A student who completed the “hands on portion” of one of our courses emailed me and asked, “ Why are students required to complete five case studies after finishing their class instruction and training?”
She also mentioned that since she worked on so many dogs under supervision she wasn’t sure if she’d learn anything from the case studies because she wouldn’t know if she was doing the treatments correctly.
Although I was a little perplexed, I understood where the student was coming from. Case studies are time consuming, sometime anxiety producing and sometimes confusing, but that’s the point. Case studies are meant to be thought provoking situations. They aren’t supposed to be easy and they’re an important extension of applied learning. They also build confidence, which is so important to the work we do.
The most valuable teachers in this program are always the animals we work with. They are the ones that continue to teach us their form of communication, how they accept our presence and how they accept our touch. The instructors at CSCM can only provide you with the education, class experience, support and tools, but it’s up to the student to get out into the real world.
Completing case studies outside of the classroom environment will prompt the canine massage student to do the following:
-Network and educate others about canine massage.
- Learn how to schedule animal clients that they we will be working with whether it is a friend’s dog, co-worker, acquaintance or a worker rescue or shelter organization.
-Use critical thinking in determining the location or suitable place and environment for working with that particular dog.
-Apply learning to gait observation, behavior, intake completion and assessment massage. Intake is such an important aspect in evaluating a dog, its special needs, medical history, and contra indications for care, whether they are behavioral or physical- it’s the foundation.
-Use palpation skills. Touching a dog is the most important part of this work. The student will gain invaluable knowledge and genuine confidence. These are the moments when the dog will guide and teach the student at every turn. The student will know quickly if a dog doesn’t trust them, if their intent is not accepted, if the student is not truly present in the moment or if the touch is parallel to the goals of treatment
-Assists in documentation skill and interpersonal communication with the dog’s pet parent.

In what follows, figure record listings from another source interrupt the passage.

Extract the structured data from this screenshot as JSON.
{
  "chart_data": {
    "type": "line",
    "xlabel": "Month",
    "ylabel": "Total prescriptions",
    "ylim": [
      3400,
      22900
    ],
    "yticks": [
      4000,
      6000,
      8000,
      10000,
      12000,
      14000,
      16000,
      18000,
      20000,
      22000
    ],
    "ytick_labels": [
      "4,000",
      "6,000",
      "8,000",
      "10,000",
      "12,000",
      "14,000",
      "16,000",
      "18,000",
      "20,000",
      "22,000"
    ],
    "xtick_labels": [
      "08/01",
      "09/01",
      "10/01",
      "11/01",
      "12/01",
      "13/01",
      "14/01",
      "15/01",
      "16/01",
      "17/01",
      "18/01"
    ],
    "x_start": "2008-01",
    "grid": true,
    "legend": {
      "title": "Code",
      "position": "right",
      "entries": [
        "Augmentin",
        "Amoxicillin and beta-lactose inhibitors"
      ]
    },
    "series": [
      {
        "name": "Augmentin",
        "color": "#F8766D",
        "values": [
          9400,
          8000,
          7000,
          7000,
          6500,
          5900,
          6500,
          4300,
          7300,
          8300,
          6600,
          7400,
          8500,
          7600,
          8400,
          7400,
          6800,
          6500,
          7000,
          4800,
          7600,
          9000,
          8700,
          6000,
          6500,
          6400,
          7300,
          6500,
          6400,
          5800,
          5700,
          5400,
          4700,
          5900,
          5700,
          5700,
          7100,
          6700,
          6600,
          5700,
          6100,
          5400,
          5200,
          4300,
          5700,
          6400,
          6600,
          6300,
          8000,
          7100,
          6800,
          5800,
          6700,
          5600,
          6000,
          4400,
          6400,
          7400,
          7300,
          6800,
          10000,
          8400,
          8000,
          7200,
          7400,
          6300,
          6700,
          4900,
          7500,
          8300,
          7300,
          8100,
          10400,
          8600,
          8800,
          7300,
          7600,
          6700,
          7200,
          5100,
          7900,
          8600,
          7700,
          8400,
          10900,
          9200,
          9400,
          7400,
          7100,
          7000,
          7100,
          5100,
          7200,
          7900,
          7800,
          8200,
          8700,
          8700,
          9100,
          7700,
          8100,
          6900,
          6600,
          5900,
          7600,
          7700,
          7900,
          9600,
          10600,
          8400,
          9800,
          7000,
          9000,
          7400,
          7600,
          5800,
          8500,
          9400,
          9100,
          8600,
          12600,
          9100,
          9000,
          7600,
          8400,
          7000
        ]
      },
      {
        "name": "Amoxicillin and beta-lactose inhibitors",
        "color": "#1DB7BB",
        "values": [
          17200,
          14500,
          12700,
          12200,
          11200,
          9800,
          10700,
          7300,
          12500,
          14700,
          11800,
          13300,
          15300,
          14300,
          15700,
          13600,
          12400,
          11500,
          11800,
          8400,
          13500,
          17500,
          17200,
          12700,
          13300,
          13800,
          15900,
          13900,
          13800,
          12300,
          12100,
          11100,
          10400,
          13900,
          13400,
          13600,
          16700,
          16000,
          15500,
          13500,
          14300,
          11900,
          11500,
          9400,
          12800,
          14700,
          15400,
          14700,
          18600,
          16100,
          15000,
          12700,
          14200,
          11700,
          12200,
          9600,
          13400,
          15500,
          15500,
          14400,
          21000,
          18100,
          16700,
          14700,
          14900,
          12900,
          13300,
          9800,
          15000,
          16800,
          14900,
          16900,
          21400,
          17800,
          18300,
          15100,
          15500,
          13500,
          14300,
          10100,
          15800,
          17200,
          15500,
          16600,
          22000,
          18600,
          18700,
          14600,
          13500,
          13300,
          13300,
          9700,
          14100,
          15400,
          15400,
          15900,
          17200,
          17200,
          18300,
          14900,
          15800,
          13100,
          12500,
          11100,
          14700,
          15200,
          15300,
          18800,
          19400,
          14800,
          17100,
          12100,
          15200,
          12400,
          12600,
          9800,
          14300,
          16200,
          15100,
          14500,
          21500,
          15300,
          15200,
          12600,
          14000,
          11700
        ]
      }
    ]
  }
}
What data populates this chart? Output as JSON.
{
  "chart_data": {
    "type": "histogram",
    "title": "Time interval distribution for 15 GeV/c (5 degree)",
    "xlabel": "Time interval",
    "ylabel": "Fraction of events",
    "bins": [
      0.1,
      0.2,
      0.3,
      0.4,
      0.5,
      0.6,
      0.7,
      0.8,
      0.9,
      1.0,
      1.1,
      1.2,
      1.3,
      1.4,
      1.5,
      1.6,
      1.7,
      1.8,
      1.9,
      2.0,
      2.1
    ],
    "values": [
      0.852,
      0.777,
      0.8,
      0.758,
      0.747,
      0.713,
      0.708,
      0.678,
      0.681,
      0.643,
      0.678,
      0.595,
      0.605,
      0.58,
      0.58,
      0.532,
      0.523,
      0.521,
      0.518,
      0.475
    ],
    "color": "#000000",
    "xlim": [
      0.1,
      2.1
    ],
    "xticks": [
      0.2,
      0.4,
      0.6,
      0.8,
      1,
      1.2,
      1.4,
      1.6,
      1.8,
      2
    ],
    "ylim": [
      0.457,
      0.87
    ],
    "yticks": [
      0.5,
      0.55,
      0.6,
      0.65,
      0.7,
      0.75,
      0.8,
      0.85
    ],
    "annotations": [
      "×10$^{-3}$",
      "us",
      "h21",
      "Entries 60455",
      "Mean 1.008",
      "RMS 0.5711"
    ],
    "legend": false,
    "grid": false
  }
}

- Builds patience and understanding of the student’s progress and growth. This is the time when questions are asked, help sought and overall progress observed. In this work, it may take multiple treatments to earn a dogs trust and to handle them in a relaxing manner. Maybe the dog is in pain and needs several sessions to desensitize the dog through pain relieving techniques. All of this takes time, patience and confidence. The results can be astounding for both the student and the animal.
This is why case studies are important. Working with a dog over multiple sessions, tracking and visualizing the progress are the most important and powerful tools in learning patience and building confidence. It can also be- very humbling.
We could easily send students some books, manuals and presentations and call it a home study course, but then this wouldn’t be the most comprehensive and life-changing education we could offer. The application, the touch and the experience is everything. In class, the “hands on training” is the foundation. Outside of class, the “hands-on experience” is not only reinforcement but where the real learning begins.
Let’s not lose sight of what this work is all about… the touch.